Einstimmung auf Kunstwerke mit Tanz und Klaviermusik

Neheim.  Der Kunstfreund aus der Region ist es gewöhnt, dass die Jahresausstellungen in der Werkstattgalerie „Der Bogen“ immer etwas Besonderes sind. Dies gilt auch für die 36. Ausstellung, die unter dem Motto „alles hängt“ von den Künstlern Haimo Hieronymus und Pit Schrage eröffnet wurde.

Ohne viele Worte, was man von den Künstlern gewohnt ist, startete die Tänzerin Irene Ebel aus Essen mit ihrer Solo-Tanzperformance. Gebannt schauten die rund 200 Besucher, wie sie fast den halben Ausstellungsraum neu inszeniert. Die Gäste dankten ihr mit Applaus.

Ohne durchzuhängen oder abzuhängen ging es musikalisch mit Silas Eifler (29 Jahre) und Juliane Ponzelar (20) aus Köln weiter. Mit spanischen und lateinamerikanischen Klängen am Klavier, Cello, Gitarre und mit Gesang begeisterten sie im 2. Abschnitt der Vernissage das Publikum. Danach konnten sie sich der umfangreichen Kunst der sieben Bogenkünstler widmen.

Im Eingangsbereich wurde man von buntem Graffiti empfangen, mit dem geschwungenen Schriftzug auf das Motto: „alles hängt“ eingestimmt. Doch nach den ersten Schritten in die große Ausstellungshalle wusste man vor lauter Kunst an den Wänden, nicht wo man zuerst hinschauen sollte.
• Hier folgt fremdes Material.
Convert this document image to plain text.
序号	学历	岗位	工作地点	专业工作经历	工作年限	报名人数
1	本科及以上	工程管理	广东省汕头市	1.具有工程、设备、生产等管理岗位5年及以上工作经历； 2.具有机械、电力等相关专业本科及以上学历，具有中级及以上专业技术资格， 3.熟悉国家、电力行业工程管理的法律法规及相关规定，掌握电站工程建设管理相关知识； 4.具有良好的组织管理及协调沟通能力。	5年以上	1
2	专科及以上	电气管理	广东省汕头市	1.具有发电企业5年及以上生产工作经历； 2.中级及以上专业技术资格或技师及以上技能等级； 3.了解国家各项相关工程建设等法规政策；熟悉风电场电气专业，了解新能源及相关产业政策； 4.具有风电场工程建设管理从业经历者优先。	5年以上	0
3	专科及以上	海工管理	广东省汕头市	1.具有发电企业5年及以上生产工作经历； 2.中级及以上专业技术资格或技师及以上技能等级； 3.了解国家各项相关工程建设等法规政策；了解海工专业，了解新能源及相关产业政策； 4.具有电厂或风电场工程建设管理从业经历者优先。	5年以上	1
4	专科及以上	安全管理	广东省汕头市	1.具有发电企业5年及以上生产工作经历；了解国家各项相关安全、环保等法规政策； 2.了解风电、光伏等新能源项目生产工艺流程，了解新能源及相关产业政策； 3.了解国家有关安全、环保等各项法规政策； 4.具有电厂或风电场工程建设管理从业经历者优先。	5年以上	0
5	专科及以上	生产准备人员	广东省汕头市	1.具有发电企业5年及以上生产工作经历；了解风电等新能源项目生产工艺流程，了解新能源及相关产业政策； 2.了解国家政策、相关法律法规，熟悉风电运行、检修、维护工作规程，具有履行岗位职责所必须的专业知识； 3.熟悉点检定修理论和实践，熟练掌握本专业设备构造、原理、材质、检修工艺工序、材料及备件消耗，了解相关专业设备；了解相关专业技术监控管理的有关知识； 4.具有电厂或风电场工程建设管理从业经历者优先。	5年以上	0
Meteoritenform mit kleinen Spiegeln

Der Kenner der Werkstattgalerie „Der Bogen“ sah sofort, welcher Künstler wo seine Werke „aufgehängt“ hatte. Wer im Uhrzeigersinn durch den Raum ging begann bei Haimo Hieronymus und Stephanie Neuhaus. Sie brachten figürliche und strukturelle Figuren sowie Formen an die Wand. Meteoriten-Splitter flogen in gezeichneten 3D-Formen auf den Betrachter zu. Im Raum hang eine Meteoritenform mit kleinen Spiegeln. Man konnte meinen, es sei eine verbeulte Disco-Kugel.
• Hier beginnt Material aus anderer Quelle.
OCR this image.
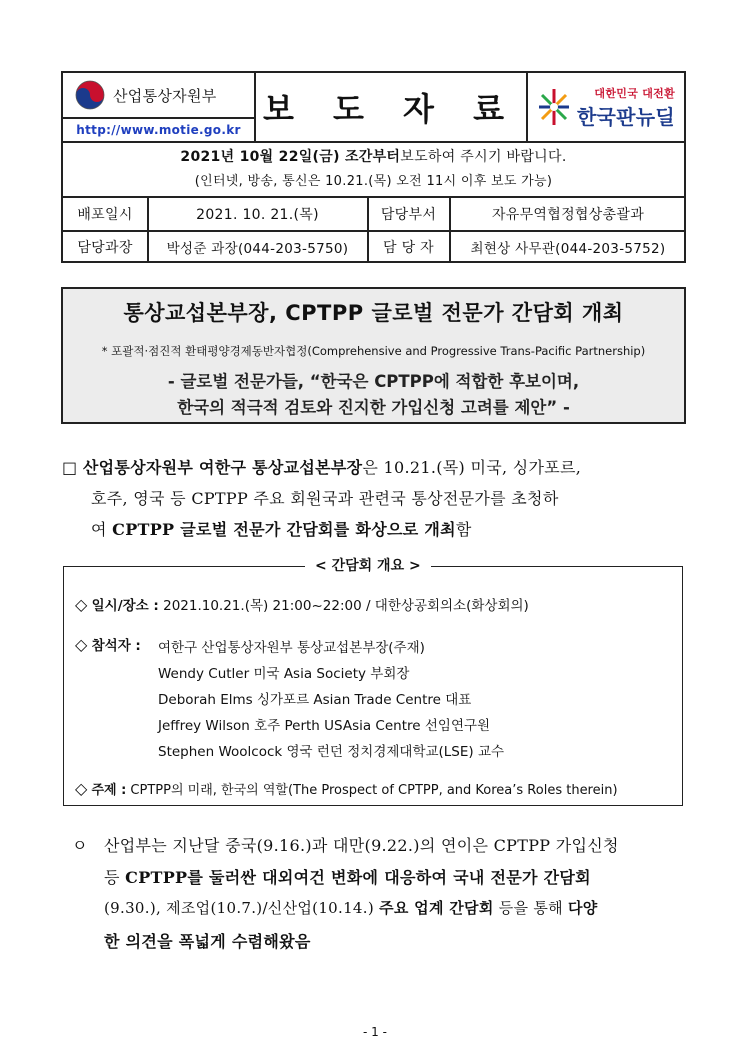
산업통상자원부
http://www.motie.go.kr
보 도 자 료	대한민국 대전환
한국판뉴딜
2021년 10월 22일(금) 조간부터 보도하여 주시기 바랍니다.
(인터넷, 방송, 통신은 10.21.(목) 오전 11시 이후 보도 가능)
배포일시	2021. 10. 21.(목)	담당부서	자유무역협정협상총괄과
담당과장	박성준 과장(044-203-5750)	담 당 자	최현상 사무관(044-203-5752)
통상교섭본부장, CPTPP 글로벌 전문가 간담회 개최
* 포괄적·점진적 환태평양경제동반자협정(Comprehensive and Progressive Trans-Pacific Partnership)
- 글로벌 전문가들, “한국은 CPTPP에 적합한 후보이며,
한국의 적극적 검토와 진지한 가입신청 고려를 제안” -
□ 산업통상자원부 여한구 통상교섭본부장은 10.21.(목) 미국, 싱가포르,
호주, 영국 등 CPTPP 주요 회원국과 관련국 통상전문가를 초청하
여 CPTPP 글로벌 전문가 간담회를 화상으로 개최함
< 간담회 개요 >
◇ 일시/장소 : 2021.10.21.(목) 21:00~22:00 / 대한상공회의소(화상회의)
◇ 참석자 : 여한구 산업통상자원부 통상교섭본부장(주재)
Wendy Cutler 미국 Asia Society 부회장
Deborah Elms 싱가포르 Asian Trade Centre 대표
Jeffrey Wilson 호주 Perth USAsia Centre 선임연구원
Stephen Woolcock 영국 런던 정치경제대학교(LSE) 교수
◇ 주제 : CPTPP의 미래, 한국의 역할(The Prospect of CPTPP, and Korea’s Roles therein)
ㅇ 산업부는 지난달 중국(9.16.)과 대만(9.22.)의 연이은 CPTPP 가입신청
등 CPTPP를 둘러싼 대외여건 변화에 대응하여 국내 전문가 간담회
(9.30.), 제조업(10.7.)/신산업(10.14.) 주요 업계 간담회 등을 통해 다양
한 의견을 폭넓게 수렴해왔음
- 1 -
Tänzer Manuel Quero brachte sich mit zwei filigranen Drahtinstallationen ein. Natürlich war das Thema Tanz und Ausdruck. Ein Tänzer und ein Gesicht wurden mit Strahler in Szene gesetzt. Für Kirsten Minkel war es nicht einfach, ihre Kunstwerke auszuwählen und in die richtige Position aufzuhängen. „Wenn man viele Bilder, Fotografien oder Installationen hat, muss man sich schon überlegen, wo und wie man etwas aufhängen soll“, so Minkel. Großflächige Bilder sind die Favoriten von KAHOS (Karlheinz Hosse).
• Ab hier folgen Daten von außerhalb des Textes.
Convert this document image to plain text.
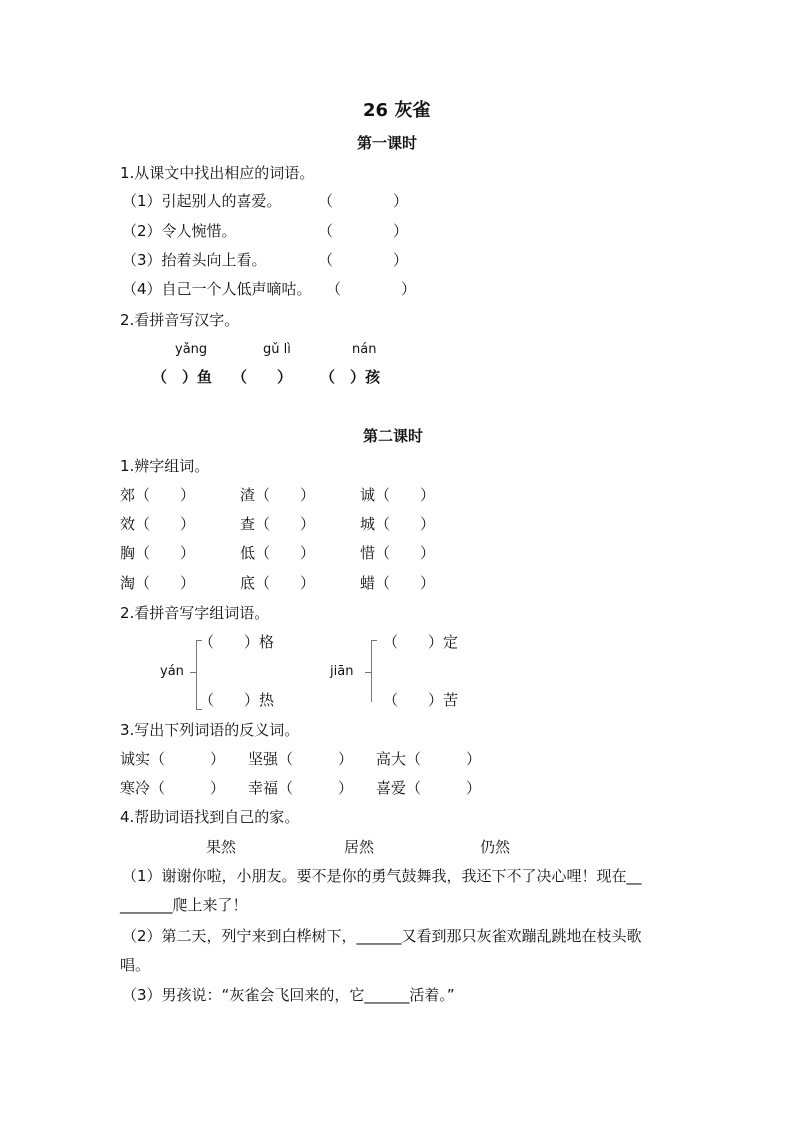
26 灰雀
第一课时
1.从课文中找出相应的词语。
（1）引起别人的喜爱。 （　　　　）
（2）令人惋惜。	（　　　　）
（3）抬着头向上看。	（　　　　）
（4）自己一个人低声嘀咕。 （　　　　）
2.看拼音写汉字。
yǎng	gǔ lì	nán
（　）鱼 （　　） （　）孩
第二课时
1.辨字组词。
郊（　　）	渣（　　）	诚（　　）
效（　　）	查（　　）	城（　　）
胸（　　）	低（　　）	惜（　　）
淘（　　）	底（　　）	蜡（　　）
2.看拼音写字组词语。
yán
（　　）格
（　　）热
jiān
（　　）定
（　　）苦
3.写出下列词语的反义词。
诚实（　　　） 坚强（　　　） 高大（　　　）
寒冷（　　　） 幸福（　　　） 喜爱（　　　）
4.帮助词语找到自己的家。
果然	居然	仍然
（1）谢谢你啦，小朋友。要不是你的勇气鼓舞我，我还下不了决心哩！现在__
_______爬上来了！
（2）第二天，列宁来到白桦树下，______又看到那只灰雀欢蹦乱跳地在枝头歌
唱。
（3）男孩说：“灰雀会飞回来的，它______活着。”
Die Objekte von Axel Schubert haben eine klare Struktur von Ordnung und Gradlinigkeit. Farbenspiel mit den verschiedensten Materialien auf unterschiedlichen Untergründen hat Pit Schrage aufgehängt. „Aus unserer Jahresausstellung wollen wir immer etwas Besonderes machen. Bisher hat es immer geklappt. Das beweisen die Besucherzahlen der Vorjahre“.